Hiç AVM yok. Geleneksel kıyafetler şart. Kültürlerinin bozulmasına asla müsaade etmiyorlar. Senede belli bir turist sayısı alıyorlar ülkelerine. Onun dışında turist kabul etmiyorlar. Kültürlerini o kadar güzel korumuşlar ki, hayran olmamak mümkün değil.
Refah seviyesi yüksek olan bir ülkenin halkı da mutludur mutlaka, ne dersiniz?
Buna hiç katılmıyorum. Dünyanın en fakir ülkesi Bengaldeş’dir. Ama dünyanın en mutlu halkı oradadır. Mutluluğun gelir seviyesi ile hiçbir ilgisi yoktur. Hırsın olduğu yerde mutluluk yoktur. Ne demişler Para ile saadet olmaz.
Bütün canlılarda olduğu gibi hayvanlar konusunda da çok duyarlısınız.
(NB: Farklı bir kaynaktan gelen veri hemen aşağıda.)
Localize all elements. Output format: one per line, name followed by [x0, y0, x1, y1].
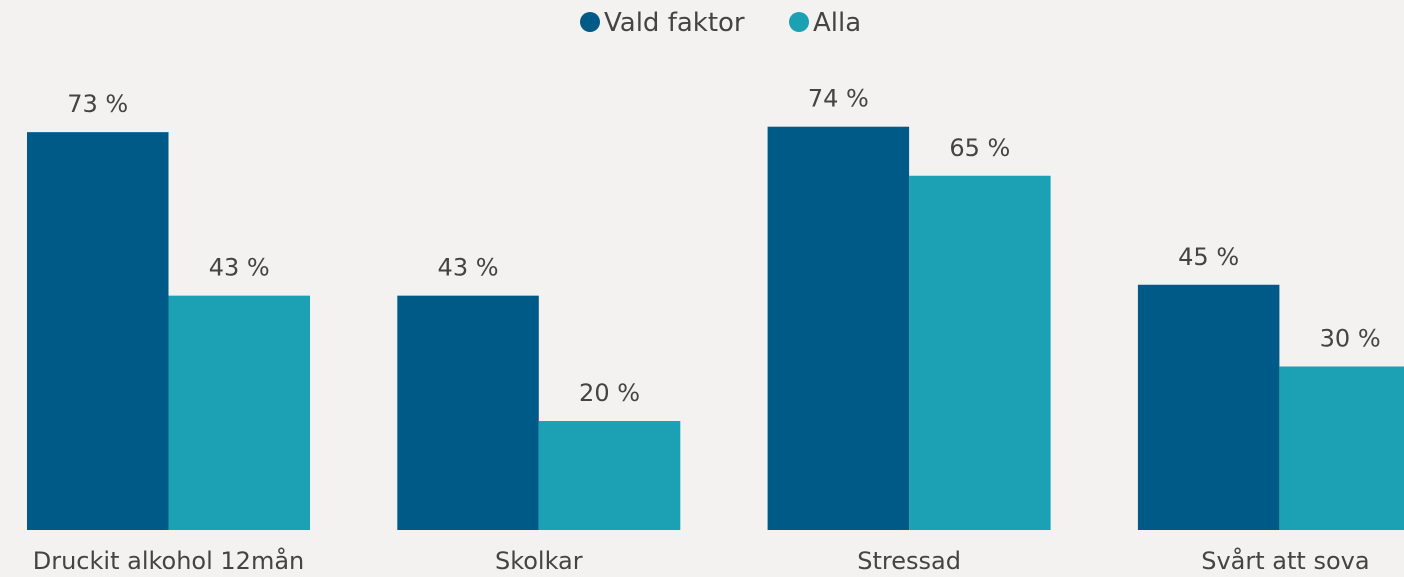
value-label: 74 % — [808, 85, 869, 113]
value-label: 43 % — [209, 254, 270, 282]
x-tick-label: Svårt att sova — [1201, 546, 1369, 575]
value-label: 65 % — [949, 134, 1010, 162]
bar — [767, 126, 910, 530]
value-label: 30 % — [1320, 325, 1381, 353]
value-label: 20 % — [579, 379, 640, 407]
value-label: 45 % — [1178, 243, 1239, 271]
legend-label: Alla — [813, 8, 861, 38]
bar — [27, 132, 169, 530]
bar — [909, 175, 1051, 530]
value-label: 73 % — [67, 90, 128, 118]
bar — [397, 295, 539, 530]
legend-label: Vald faktor — [604, 8, 745, 38]
bar — [1279, 366, 1404, 530]
x-tick-label: Stressad — [857, 547, 961, 575]
legend-marker — [580, 12, 600, 32]
x-tick-label: Druckit alkohol 12mån — [33, 546, 305, 575]
x-tick-label: Skolkar — [495, 547, 583, 575]
bar — [168, 295, 310, 530]
value-label: 43 % — [438, 254, 499, 282]
bar — [1137, 284, 1280, 530]
legend-marker — [789, 12, 809, 32]
bar — [538, 421, 681, 530]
Vajeteryan mısınız?
O Kural: Volter ne demiş?” Hayvanlar benim dostumdur, onları yemem.” Hem biliyor musunuz Mevlana Hazretleri ve Hazreti Ali de Vajeteryandı. Kediyi, köpeği kuşu seviyoruz. Kuzuyu niye yiyoruz. Alternatifi varsa yememeyi tercih ederim.
Mesela Sivri sinekten bahsedelim. Bugün sivri sinekler olmasaydı ameliyatlar olmazdı. Anestezi sivri sineklerden öğrenilmiştir. Sokmadan önce o bölgeyi uyuşturur, sonra sokar. Bu sebepten hiç acı duymayız. Hasta bölgeyi sokar, bir anlamda tedavi eder. Eskiden Güvercinler, Leylekler için vakıf kuran bir anlayış vardı.
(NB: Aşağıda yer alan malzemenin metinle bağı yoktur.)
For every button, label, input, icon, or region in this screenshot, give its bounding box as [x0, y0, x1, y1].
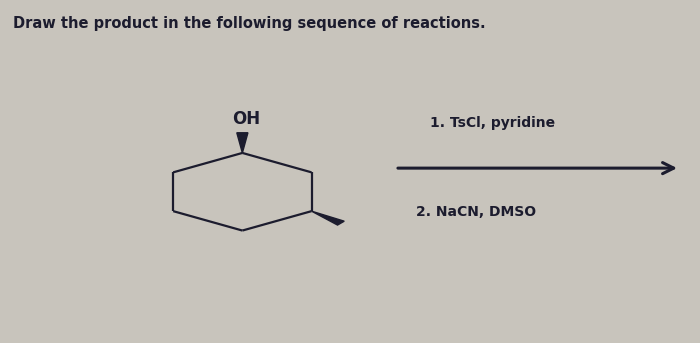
- Polygon shape: [237, 133, 248, 153]
- Text: 1. TsCl, pyridine: 1. TsCl, pyridine: [430, 116, 555, 130]
- Text: OH: OH: [232, 110, 260, 128]
- Text: 2. NaCN, DMSO: 2. NaCN, DMSO: [416, 205, 536, 219]
- Text: Draw the product in the following sequence of reactions.: Draw the product in the following sequen…: [13, 16, 486, 31]
- Polygon shape: [312, 211, 344, 225]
Pek çok kitap çıkardınız, Kitapların resimli bölümlerini de dünya karikatür sanatçısı Muhuttin Köroğlu çizdi. Kitaplarınızın kâğıt kalitesi 3. sınıf. Bunu da iktisat olsun diye mi yapıyorsunuz.
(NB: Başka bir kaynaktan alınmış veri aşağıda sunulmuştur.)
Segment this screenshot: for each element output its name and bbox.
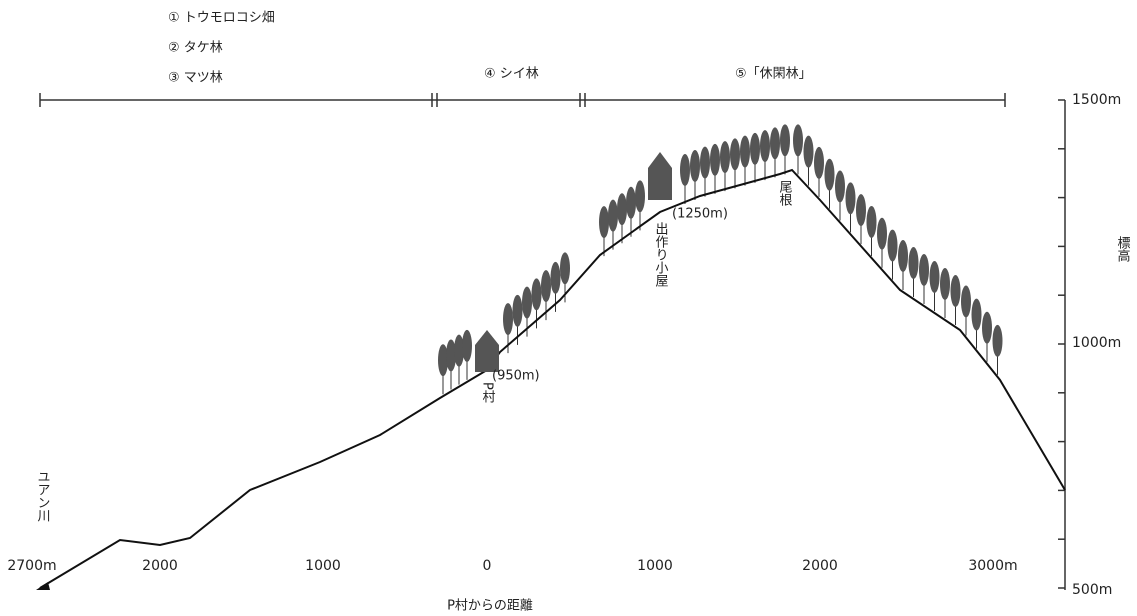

Önemli olan kitabın içeriğidir. İnsanlara anlatmak istediklerimdir. Kitaplarımda kullandığım kâğıt kadar ağaç dikerim. Tüketim ve üretimi eşitlemek için. Bir insanın hayatını değiştirebilirsem ne mutlu bana.
Dünya İçin Bir Şey Yap kitabım yapmak istediklerimi anlatıyor. İnsan inandığı gibi yaşamalı. İnsanlara hitap çok önemlidir. Doğruları verebilmek adına. Mesela bu konu da camiler de çok önemlidir. Camiler bir eğitim yeridir. Çünkü büyük bir kitleye hitap ediliyor. İnsanda vicdan çok önemlidir.
Dinimiz de bunu emrediyor. Merhamet, hoşgörü, sevgi, yaratılan her şeyi sevmek. Ne de demiş Peygamber Efendimiz.” İki günü birbirine eşit olan kayıptadır”. İnsan tekâmül eden bir varlıktır. Bu mezara kadar sürer. Her gece o günün muhasebesini yaparım, vicdanımı sorgularım.Bu Peygamber sünnetidir.
Asıl mesleğim Madencilik ve kömür üzerine ihtisas yaptım demiştiniz. Türkiye’de ki kömür madenleri hakkında ne düşünüyorsunuz?
Türkiye dünyada ilk onun arasındadır. Hem tüketim hem de üretim konusunda. Bugün artık kömürün yerini doğalgaz aldı. Ona da karşıyım. Bugün kömür sadece termik santrallere veriliyor. Termik santralleri çözüm olarak görüyorum. Nükleer santrallere sıcak bakmıyorum.
Orhan Bey, güzel bir söyleşi oldu. Son olarak söylemek istediğiniz nedir?
Bu dünya, bu ülke Allah’ın bize emanetidir. Ona güzel bakmak, iyi davranmak kulluk görevimizdir. Medeniyet ufak detaylarda saklıdır. Çok ufak gibi görünen şeyler çok büyük hasarlar verebilir. Mesela tek bir pil 1 ton suyu kirletir.
Eskiler yağmur yağmadığı zaman toprağı sularlardı. Solucanlar, toprak altında ki canlılar susuz kalmasın diye. Hayat dinlemesi güzel bir melodidir. Her şey de bir ahenk, bir matematiksel hesap vardır.
Resimde, şiir de şarkı da matematiksel bir değer taşır. Hatta Kuran-ı Kerimde bile matematiksel ölçüler vardır. Günlük muhasebe çok önemlidir. Bunu herkes yapmalı. Günlük muhasebe dinimizde de vardır.
Bu güzel söyleşi ile saygılarımı sunuyorum size, teşekkür ediyorum.